Стресснер долго подбирал ближний круг. В первые годы режима вторым человеком Парагвая был предшественник Монтанаро – министр внутренних дел Эдгар Инсфран. Ультраправый боевик-романтик, интеллигент в крестьянской политбанде, поэт оперативной работы. «Варварство наших бойцов есть жизненная сила партии, движение за народную правду», – говорил он во время гражданской войны. Любую оппозицию громил направо и налево – от коммунистов и социалистов до либералов и недовольных консерваторов. Не задумываясь, перешагивал через любое количество трупов. Если так было надо хефе Альфредо. Через десять лет хефе его уволил. Ибо слишком идейной личностью был стронист-фалангист Инсфран. Недаром говорили, будто у него дома Гитлер прячется. А это может оказаться лишним.

Всегда поблизости держался Хуан Мануэль Фрутос, сын одноимённого президента. Экономист-аграрник, организатор земельной реформы. Создавший в Парагвае сотни тысяч новых ферм и сотни новых городов (один из которых назвали именем Стресснера). Небывало нарастивший производство зерновой и мясомолочной продукции. По совместительству – главный идеолог стронизма, председатель парагвайского отдела Всемирной антикоммунистической лиги. «Коммунизм верит во власть грубой силы, отвечать ему следует тем же, – говорил Фрутос на асунсьонской конференции ВАКЛ в 1979 году. – Но надо и совершенствовать демократию, искоренять нищету». Его Стресснер не увольнял с руководства сельскохозяйственным госагентством и идеологическим аппаратом Колорадо. Но и выше не поднимал. Зачем, если человек справляется?

Рядом на страже стояли преданные президенту армейцы. Ближе всех – генерал Андрес Родригес. Его дочь Марта была замужем за Альфредо Стресснером-младшим. Командир первого общевойскового корпуса. Хозяин всех валютно-обменных пунктов Парагвая. Ненамного уступали ему генерал пехоты Патрисио Колман, генерал кавалерии Викториано Вэра (кстати, отец Рут Манон), полковник контрразведки Родольфо Перье (кстати, дядя Рут Манон), полковник полиции Рамон Дуарте Вэра, подполковник коммандос Феликс Балмори.

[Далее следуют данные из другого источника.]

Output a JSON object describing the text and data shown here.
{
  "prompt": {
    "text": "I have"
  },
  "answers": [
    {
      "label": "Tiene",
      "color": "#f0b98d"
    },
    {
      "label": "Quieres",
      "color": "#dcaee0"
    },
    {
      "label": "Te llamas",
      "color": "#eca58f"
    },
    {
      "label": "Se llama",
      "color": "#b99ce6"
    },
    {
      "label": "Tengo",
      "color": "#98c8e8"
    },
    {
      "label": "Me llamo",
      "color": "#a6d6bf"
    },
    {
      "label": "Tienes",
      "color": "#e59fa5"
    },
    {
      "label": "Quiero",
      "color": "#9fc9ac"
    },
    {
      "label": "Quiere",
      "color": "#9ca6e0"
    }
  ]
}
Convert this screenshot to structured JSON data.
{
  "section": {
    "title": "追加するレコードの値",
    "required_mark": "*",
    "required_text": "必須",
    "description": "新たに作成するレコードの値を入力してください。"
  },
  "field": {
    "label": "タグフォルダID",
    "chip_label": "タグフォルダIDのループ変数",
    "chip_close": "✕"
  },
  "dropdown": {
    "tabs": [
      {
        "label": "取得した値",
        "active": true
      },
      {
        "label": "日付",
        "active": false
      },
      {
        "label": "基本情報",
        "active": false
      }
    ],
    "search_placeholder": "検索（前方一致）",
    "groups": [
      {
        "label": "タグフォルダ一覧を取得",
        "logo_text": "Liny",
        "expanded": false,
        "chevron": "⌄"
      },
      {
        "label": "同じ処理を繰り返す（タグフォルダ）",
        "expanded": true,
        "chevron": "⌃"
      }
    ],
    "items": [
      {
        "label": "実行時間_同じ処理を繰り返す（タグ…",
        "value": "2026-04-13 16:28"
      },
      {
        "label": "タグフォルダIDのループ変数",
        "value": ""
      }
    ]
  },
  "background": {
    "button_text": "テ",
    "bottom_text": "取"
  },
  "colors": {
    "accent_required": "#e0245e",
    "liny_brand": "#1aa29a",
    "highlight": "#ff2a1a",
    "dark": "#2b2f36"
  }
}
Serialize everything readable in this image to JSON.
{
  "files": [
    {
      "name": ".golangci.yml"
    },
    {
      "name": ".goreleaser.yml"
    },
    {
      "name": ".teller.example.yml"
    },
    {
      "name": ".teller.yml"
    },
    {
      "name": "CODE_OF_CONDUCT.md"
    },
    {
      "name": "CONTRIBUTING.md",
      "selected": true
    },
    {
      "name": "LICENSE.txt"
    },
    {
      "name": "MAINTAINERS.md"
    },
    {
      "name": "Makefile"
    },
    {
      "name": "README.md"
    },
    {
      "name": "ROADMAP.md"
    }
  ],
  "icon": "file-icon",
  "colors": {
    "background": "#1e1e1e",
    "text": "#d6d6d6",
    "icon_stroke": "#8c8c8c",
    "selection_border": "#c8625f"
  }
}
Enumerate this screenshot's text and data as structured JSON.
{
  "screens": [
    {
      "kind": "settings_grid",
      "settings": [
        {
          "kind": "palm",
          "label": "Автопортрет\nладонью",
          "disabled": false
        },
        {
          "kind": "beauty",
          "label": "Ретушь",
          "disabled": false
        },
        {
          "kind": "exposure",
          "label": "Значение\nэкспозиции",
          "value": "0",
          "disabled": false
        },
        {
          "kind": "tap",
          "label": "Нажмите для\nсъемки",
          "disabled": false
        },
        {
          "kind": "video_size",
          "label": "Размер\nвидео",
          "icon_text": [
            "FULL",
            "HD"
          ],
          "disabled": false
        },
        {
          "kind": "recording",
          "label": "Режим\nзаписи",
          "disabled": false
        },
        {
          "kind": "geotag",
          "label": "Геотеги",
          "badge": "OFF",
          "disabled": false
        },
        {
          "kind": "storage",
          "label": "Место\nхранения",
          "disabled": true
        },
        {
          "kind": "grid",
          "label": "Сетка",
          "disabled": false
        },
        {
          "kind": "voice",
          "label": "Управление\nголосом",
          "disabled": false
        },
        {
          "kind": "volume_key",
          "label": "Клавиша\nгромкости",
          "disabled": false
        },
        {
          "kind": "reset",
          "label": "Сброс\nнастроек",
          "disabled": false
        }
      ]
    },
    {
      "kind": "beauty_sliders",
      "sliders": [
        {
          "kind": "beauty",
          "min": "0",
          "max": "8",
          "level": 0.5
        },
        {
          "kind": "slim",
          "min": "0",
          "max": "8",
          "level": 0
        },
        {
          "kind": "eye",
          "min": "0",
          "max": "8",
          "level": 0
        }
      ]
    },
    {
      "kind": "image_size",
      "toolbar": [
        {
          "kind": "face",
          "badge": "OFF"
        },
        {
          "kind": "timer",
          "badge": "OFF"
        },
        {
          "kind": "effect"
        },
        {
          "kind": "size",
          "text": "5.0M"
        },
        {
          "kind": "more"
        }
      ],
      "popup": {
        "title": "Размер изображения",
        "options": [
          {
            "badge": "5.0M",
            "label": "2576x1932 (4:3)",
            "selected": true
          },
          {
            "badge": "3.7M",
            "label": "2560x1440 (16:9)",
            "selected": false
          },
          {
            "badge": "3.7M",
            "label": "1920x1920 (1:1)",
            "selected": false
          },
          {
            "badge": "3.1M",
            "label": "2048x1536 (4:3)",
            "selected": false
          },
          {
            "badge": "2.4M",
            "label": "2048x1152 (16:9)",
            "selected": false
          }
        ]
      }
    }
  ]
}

И уж точно нисколько не уступали Пастор Мильсиадес Коронель и Антонио Кампос Алум. Эти двое ведали госбезопасностью. Разделённой на два параллельных ведомства в структуре МВД. Коронель командовал Полицейским департаментом расследований (ДИПК). Кампос Алум – Национальным техническим директоратом (ДНАТ или просто «Техника»). При них состояла спецкоманда следователей и оперативников в комиссарских и инспекторских должностях. Альберто Буэнавентура Кантеро, Хуан Анисето Мартинес, Лусило Бенитес Сантакрус (с индейской кличкой «Куруру Пире»), Агустин Белотто Вога, Альфонсо Ловера Каньете, Камило Альмада Морель («Саприса»), Марио Флорес Касерес, Обдулио Аргуэльо Бритес… названы не все, но неупомянутые могут быть только благодарны.

ДИПК занимался всей оппозицией чохом: сельскими бунтарями, профсоюзниками, католическими активистами, либералами, эсдеками. «Техника» особо специализировалась на худших врагах: коммунистах и диссидентах из стресснеровской партии Колорадо (к последним хефе был суровее всего, ибо, подобно Путину, различал врагов и «предателей»). Коронель был типичным костоломом, как надсмотрщик с плантации из фильмов вроде «Зорро». Кампос Алум известен как спокойный, безукоризненно вежливый интеллектуал. Допросы с физическим пристрастием оба вели лично, но Кампос Алум обращался при этом на «вы». Таким его запомнил писатель-правозащитник Мартин Альмада: «Этот монстр пытал меня лично, вместе с комиссаром Ловерой Каньете».

Коронель особо даже не прятался. Кампос Алум же публичности не любил. Но один раз выступил – на той же конференции ВАКЛ в Асунсьоне: «Создадим же альянс националистических правительств нашего континента, перед которым станут бессильны происки картерокоммунизма». Недаром он был ещё и общественным деятелем – председателем Комиссии гражданских антикоммунистических организаций (КЕКА). Своего рода стронистский ОНФ, собравший под единой крышей все крестьянские, профсоюзные, церковные, молодёжные, спортивные, культурно-творческие объединения.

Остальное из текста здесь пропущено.